Este novo momento do século XIX possibilitou o crescimento de assentamentos humanos nas zonas declaradas rurais. Em paralelo, começaram as obras infra-estruturais de pavimentação, pontes, abastecimento de água potável encanada, correção de ruas antigas, iluminação e transporte por bonds públicos, controle das edificações privadas pela disponibilização de engenheiros à municipalidade, obras de san eamento, lazer urbano, entre outras.

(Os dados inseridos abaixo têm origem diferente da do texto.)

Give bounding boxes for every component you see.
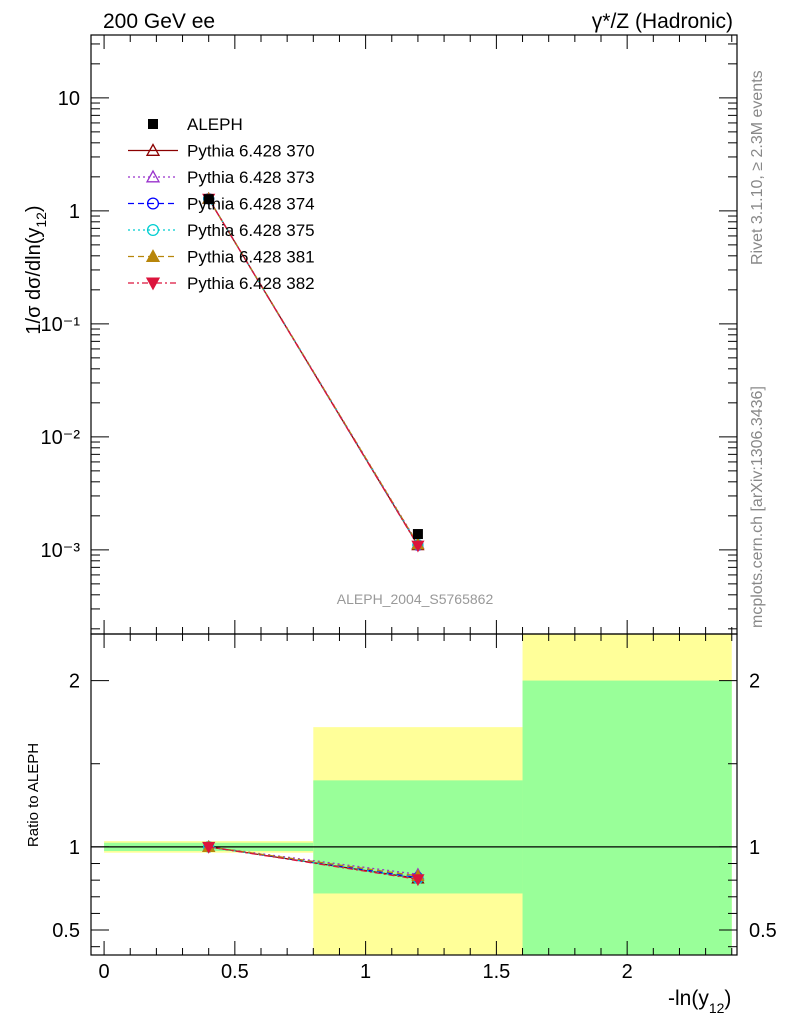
x-axis-title: -ln(y12) [668, 987, 731, 1016]
axes: 0 0.5 1 1.5 2 10⁻³ 10⁻² 10⁻¹ 1 10 0.5 0.5 1 1 2 2 [41, 35, 777, 983]
ratio-point-5-0 [202, 841, 216, 854]
legend-marker-data [148, 119, 158, 129]
band-inner-2 [522, 680, 732, 955]
y-tick-label-main-2: 10⁻¹ [41, 314, 81, 336]
y-tick-label-main-0: 10⁻³ [41, 540, 81, 562]
y-tick-label-ratio-right-1: 1 [749, 837, 760, 859]
ratio-bands [104, 634, 732, 955]
y-tick-label-main-3: 1 [69, 201, 80, 223]
data-point-1 [412, 529, 423, 540]
ratio-panel-content [91, 840, 737, 887]
y-tick-label-ratio-left-0: 0.5 [52, 920, 80, 942]
y-tick-label-ratio-right-2: 2 [749, 671, 760, 693]
rivet-label: Rivet 3.1.10, ≥ 2.3M events [749, 70, 766, 265]
legend-label-data: ALEPH [187, 115, 243, 134]
ratio-point-5-1 [411, 874, 425, 887]
legend-label-5: Pythia 6.428 382 [187, 274, 315, 293]
x-tick-label-0: 0 [99, 961, 110, 983]
legend-label-3: Pythia 6.428 375 [187, 221, 315, 240]
data-point-0 [203, 194, 214, 205]
x-tick-label-3: 1.5 [482, 961, 510, 983]
legend-label-4: Pythia 6.428 381 [187, 248, 315, 267]
legend-marker-4 [145, 249, 161, 262]
right-title: γ*/Z (Hadronic) [592, 10, 733, 33]
main-point-5-1 [411, 540, 425, 553]
mcplots-label: mcplots.cern.ch [arXiv:1306.3436] [749, 386, 766, 628]
analysis-watermark: ALEPH_2004_S5765862 [337, 591, 494, 607]
y-tick-label-ratio-left-1: 1 [69, 837, 80, 859]
legend-label-1: Pythia 6.428 373 [187, 168, 315, 187]
y-axis-title-ratio: Ratio to ALEPH [25, 743, 42, 847]
legend: ALEPH Pythia 6.428 370 Pythia 6.428 373 Pyt… [128, 115, 315, 293]
x-tick-label-2: 1 [360, 961, 371, 983]
x-tick-label-4: 2 [622, 961, 633, 983]
legend-marker-5 [145, 277, 161, 291]
x-tick-label-1: 0.5 [221, 961, 249, 983]
ratio-panel-frame [90, 633, 738, 956]
y-tick-label-ratio-left-2: 2 [69, 671, 80, 693]
y-tick-label-main-4: 10 [58, 88, 80, 110]
legend-marker-1 [145, 169, 161, 183]
ratio-line-4 [208, 846, 419, 877]
y-tick-label-ratio-right-0: 0.5 [749, 920, 777, 942]
legend-label-2: Pythia 6.428 374 [187, 195, 315, 214]
legend-label-0: Pythia 6.428 370 [187, 142, 315, 161]
left-title: 200 GeV ee [103, 10, 215, 33]
legend-marker-2 [146, 197, 160, 210]
main-panel-content [202, 191, 425, 553]
legend-marker-3 [146, 223, 160, 237]
main-line-5 [208, 198, 419, 546]
y-tick-label-main-1: 10⁻² [41, 427, 81, 449]
svg-text:-ln(y12): -ln(y12) [668, 987, 731, 1016]
legend-marker-0 [145, 143, 161, 156]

Por outro lado, havia o antigo traçado quadriculado colonial que ainda influenciava a forma urbana com as caixas de rua com menos de 12.6 a 14.4m e regularidade de quadras e de edificações. As modificações substanciais no meio urbano eram dificultadas pela legislação.

Na década de 30 com o declínio econômico as grandes obras saneadoras cessaram e o Planejamento Urbano voltou-se para experiências de menor porte, contemporâneas as suas européias. A partir daí as obras em Curitiba foram atribuídas à Diretoria de Serviço e Praças, Jardins e Arborização da cidade. Este serviço encontra-se atualmente na SMMA.